Au moment où les producteurs de lait sont dans une détresse invraisemblable, j’ose imaginer que les syndicats agricoles et ceux qui représentent les salariés de Lactalis sont totalement fondés à engager des actions de ce genre.
La fraude et l’évasion fiscale doivent absolument être ajoutées au dispositif, car c’est le rôle des syndicats que de conduire pareilles actions.
Mme la présidente. Les amendements nos 7 et 6 sont retirés.
La parole est à Mme Sophie Primas, pour explication de vote.
Mme Sophie Primas. Je suivrai évidemment l’avis du rapporteur, mais j’ai une sympathie forte pour l’amendement n° 46 de M. Savoldelli : ce qui se passe en matière de droit du travail pour ce qui concerne les plateformes, qui reposent sur le travail précaire, est absolument inadmissible.

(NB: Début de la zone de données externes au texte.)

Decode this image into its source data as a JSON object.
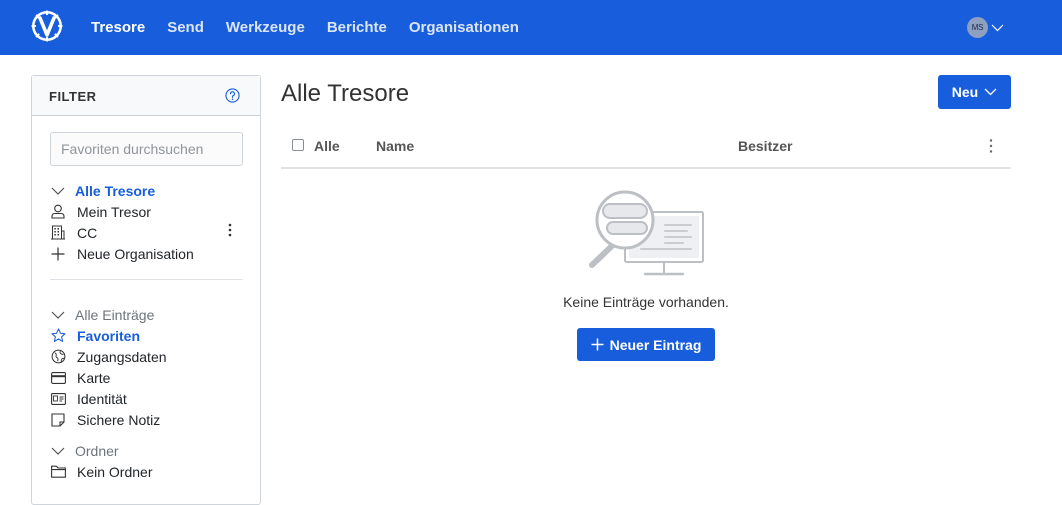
{
  "topnav": {
    "items": [
      {
        "label": "Tresore",
        "active": true
      },
      {
        "label": "Send",
        "active": false
      },
      {
        "label": "Werkzeuge",
        "active": false
      },
      {
        "label": "Berichte",
        "active": false
      },
      {
        "label": "Organisationen",
        "active": false
      }
    ],
    "avatar_initials": "MS"
  },
  "filter": {
    "title": "FILTER",
    "search_placeholder": "Favoriten durchsuchen",
    "vaults": {
      "header": "Alle Tresore",
      "items": [
        {
          "label": "Mein Tresor",
          "icon": "user-icon"
        },
        {
          "label": "CC",
          "icon": "building-icon"
        },
        {
          "label": "Neue Organisation",
          "icon": "plus-icon"
        }
      ]
    },
    "types": {
      "header": "Alle Einträge",
      "items": [
        {
          "label": "Favoriten",
          "icon": "star-icon",
          "selected": true
        },
        {
          "label": "Zugangsdaten",
          "icon": "globe-icon"
        },
        {
          "label": "Karte",
          "icon": "credit-card-icon"
        },
        {
          "label": "Identität",
          "icon": "id-card-icon"
        },
        {
          "label": "Sichere Notiz",
          "icon": "sticky-note-icon"
        }
      ]
    },
    "folders": {
      "header": "Ordner",
      "items": [
        {
          "label": "Kein Ordner",
          "icon": "folder-icon"
        }
      ]
    }
  },
  "main": {
    "title": "Alle Tresore",
    "new_button": "Neu",
    "columns": {
      "all": "Alle",
      "name": "Name",
      "owner": "Besitzer"
    },
    "empty_text": "Keine Einträge vorhanden.",
    "new_entry_button": "Neuer Eintrag"
  },
  "colors": {
    "primary": "#175ddc",
    "border": "#ced4da",
    "muted": "#6c757d"
  }
}
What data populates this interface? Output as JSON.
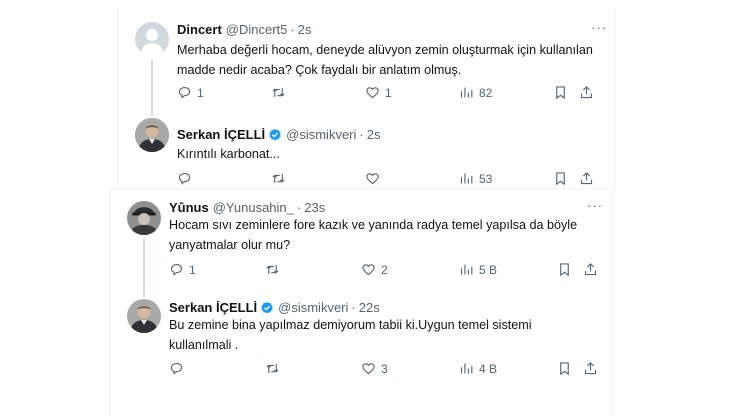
{
  "tweets": [
    {
      "name": "Dincert",
      "handle": "@Dincert5",
      "dot": "·",
      "time": "2s",
      "text_line1": "Merhaba değerli hocam, deneyde alüvyon zemin oluşturmak için kullanılan",
      "text_line2": "madde nedir acaba? Çok faydalı bir anlatım olmuş.",
      "replies": "1",
      "retweets": "",
      "likes": "1",
      "views": "82"
    },
    {
      "name": "Serkan İÇELLİ",
      "handle": "@sismikveri",
      "dot": "·",
      "time": "2s",
      "text_line1": "Kırıntılı karbonat...",
      "replies": "",
      "retweets": "",
      "likes": "",
      "views": "53"
    },
    {
      "name": "Yûnus",
      "handle": "@Yunusahin_",
      "dot": "·",
      "time": "23s",
      "text_line1": "Hocam sıvı zeminlere fore kazık ve yanında radya temel yapılsa da böyle",
      "text_line2": "yanyatmalar olur mu?",
      "replies": "1",
      "retweets": "",
      "likes": "2",
      "views": "5 B"
    },
    {
      "name": "Serkan İÇELLİ",
      "handle": "@sismikveri",
      "dot": "·",
      "time": "22s",
      "text_line1": "Bu zemine bina yapılmaz demiyorum tabii ki.Uygun temel sistemi",
      "text_line2": "kullanılmali .",
      "replies": "",
      "retweets": "",
      "likes": "3",
      "views": "4 B"
    }
  ],
  "more_glyph": "···",
  "colors": {
    "verified": "#1d9bf0",
    "muted": "#536471",
    "thread_line": "#cfd9de",
    "divider": "#eff3f4"
  },
  "icons": [
    "reply-icon",
    "retweet-icon",
    "like-icon",
    "views-icon",
    "bookmark-icon",
    "share-icon",
    "verified-badge-icon",
    "more-icon"
  ]
}
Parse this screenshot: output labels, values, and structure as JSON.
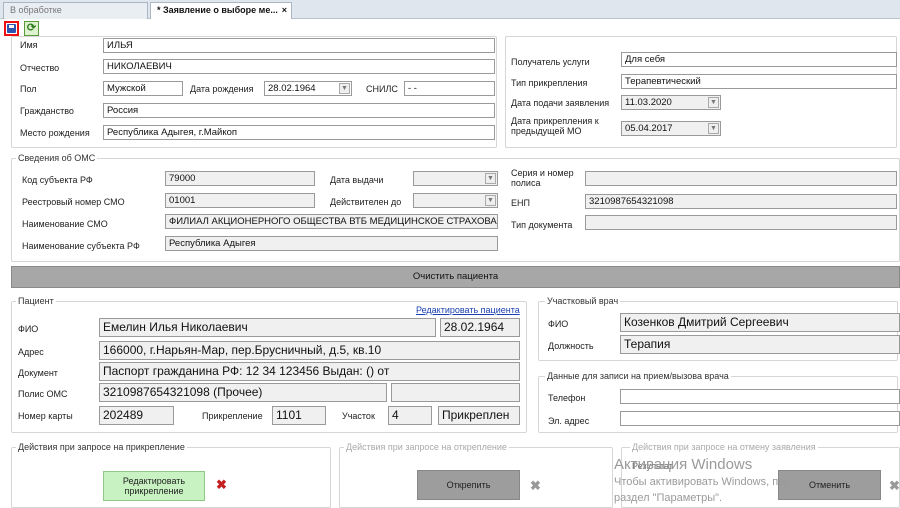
{
  "tabs": [
    {
      "label": "В обработке"
    },
    {
      "label": "* Заявление о выборе ме..."
    }
  ],
  "tab_close": "×",
  "toolbar": {
    "save_icon": "save-icon",
    "refresh_icon": "refresh-icon"
  },
  "person": {
    "name_label": "Имя",
    "name": "ИЛЬЯ",
    "patronymic_label": "Отчество",
    "patronymic": "НИКОЛАЕВИЧ",
    "sex_label": "Пол",
    "sex": "Мужской",
    "birth_label": "Дата рождения",
    "birth_date": "28.02.1964",
    "snils_label": "СНИЛС",
    "snils": "-  -",
    "citizenship_label": "Гражданство",
    "citizenship": "Россия",
    "birthplace_label": "Место рождения",
    "birthplace": "Республика Адыгея, г.Майкоп"
  },
  "service": {
    "recipient_label": "Получатель услуги",
    "recipient": "Для себя",
    "attach_type_label": "Тип прикрепления",
    "attach_type": "Терапевтический",
    "apply_date_label": "Дата подачи заявления",
    "apply_date": "11.03.2020",
    "prev_mo_label": "Дата прикрепления к предыдущей МО",
    "prev_mo_date": "05.04.2017"
  },
  "oms": {
    "legend": "Сведения об ОМС",
    "subject_code_label": "Код субъекта РФ",
    "subject_code": "79000",
    "issue_date_label": "Дата выдачи",
    "registry_label": "Реестровый номер СМО",
    "registry": "01001",
    "valid_until_label": "Действителен до",
    "smo_name_label": "Наименование СМО",
    "smo_name": "ФИЛИАЛ АКЦИОНЕРНОГО ОБЩЕСТВА ВТБ МЕДИЦИНСКОЕ СТРАХОВАНИЕ",
    "subject_name_label": "Наименование субъекта РФ",
    "subject_name": "Республика Адыгея",
    "policy_series_label": "Серия и номер полиса",
    "enp_label": "ЕНП",
    "enp": "3210987654321098",
    "doc_type_label": "Тип документа"
  },
  "clear_button": "Очистить пациента",
  "patient": {
    "legend": "Пациент",
    "edit_link": "Редактировать пациента",
    "fio_label": "ФИО",
    "fio": "Емелин Илья Николаевич",
    "birth_date": "28.02.1964",
    "address_label": "Адрес",
    "address": "166000, г.Нарьян-Мар, пер.Брусничный, д.5, кв.10",
    "document_label": "Документ",
    "document": "Паспорт гражданина РФ: 12 34 123456 Выдан: () от",
    "policy_label": "Полис ОМС",
    "policy": "3210987654321098 (Прочее)",
    "card_label": "Номер карты",
    "card": "202489",
    "attach_label": "Прикрепление",
    "attach": "1101",
    "area_label": "Участок",
    "area": "4",
    "attach_status": "Прикреплен"
  },
  "doctor": {
    "legend": "Участковый врач",
    "fio_label": "ФИО",
    "fio": "Козенков Дмитрий Сергеевич",
    "position_label": "Должность",
    "position": "Терапия"
  },
  "appointment": {
    "legend": "Данные для записи на прием/вызова врача",
    "phone_label": "Телефон",
    "email_label": "Эл. адрес"
  },
  "actions": {
    "attach_legend": "Действия при запросе на прикрепление",
    "edit_attach_button": "Редактировать прикрепление",
    "detach_legend": "Действия при запросе на открепление",
    "detach_button": "Открепить",
    "cancel_legend": "Действия при запросе на отмену заявления",
    "result_label": "Результат",
    "cancel_button": "Отменить"
  },
  "watermark": {
    "line1": "Активация Windows",
    "line2": "Чтобы активировать Windows, перейдите в",
    "line3": "раздел \"Параметры\"."
  }
}
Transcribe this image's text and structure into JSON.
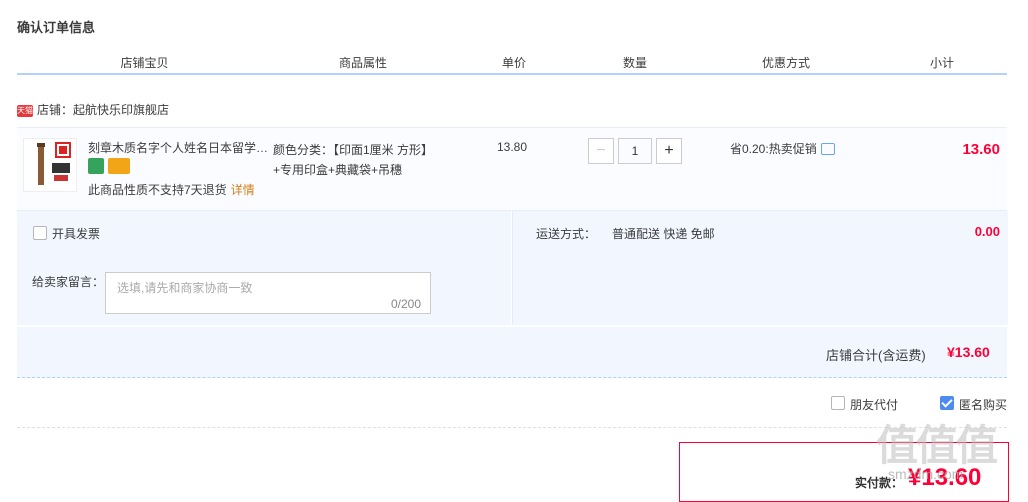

Je pense néanmoins que le sujet est beaucoup plus vaste que le seul problème de l’action de groupe. Et je sais que notre collègue Frédérique Puissat travaille à une proposition de loi qui engloberait l’ensemble des questions relatives aux droits des travailleurs des plateformes. Je sais aussi que l’Europe est en train de travailler sur un règlement – il n’est que temps ! Ce sujet est de la plus haute importance et il est susceptible de faire consensus entre nous, tant la situation est dégradée pour ces travailleurs.
Mme la présidente. Je mets aux voix les amendements identiques nos 21 rectifié, 28 et 45.
(Les amendements ne sont pas adoptés.)
Mme la présidente. Je mets aux voix l’amendement n° 1 rectifié bis.
(L’amendement n’est pas adopté.)
Mme la présidente. Je mets aux voix l’article 1er bis, modifié.
(L’article 1er bis est adopté.)
Article 1er ter
(Supprimé)
Après l’article 1er ter
Mme la présidente. L’amendement n° 23 rectifié bis, présenté par MM. Szpiner, Rapin et Klinger, Mme Jacquemet, M. Somon, Mmes Ciuntu et Billon, M. Bouchet, Mmes Muller-Bronn et Richer, MM. Courtial et Bonhomme, Mme Romagny, MM. Henno et Hugonet, Mme Dumas, M. Daubresse, Mmes Belrhiti, Estrosi Sassone et Dumont, MM. Hingray et Brisson, Mmes Valente Le Hir, Di Folco et Joseph, M. Pellevat et Mme Canayer, est ainsi libellé :
Après l’article 1er ter
Insérer un article additionnel ainsi rédigé :
Les personnes mentionnées aux I à II de l’article 1er bis peuvent recevoir des fonds de tiers, à la seule fin de soutenir l’exercice d’actions de groupe en réparation des préjudices, sous réserve que ce financement n’ait ni pour objet ni pour effet l’exercice par le tiers d’une influence sur l’introduction ou la conduite d’actions de groupe susceptible de porter atteinte à l’intérêt de personnes représentées.
La parole est à M. Francis Szpiner.
M. Francis Szpiner. Il apparaît souhaitable que les sociétés de financement puissent participer aux actions de groupe.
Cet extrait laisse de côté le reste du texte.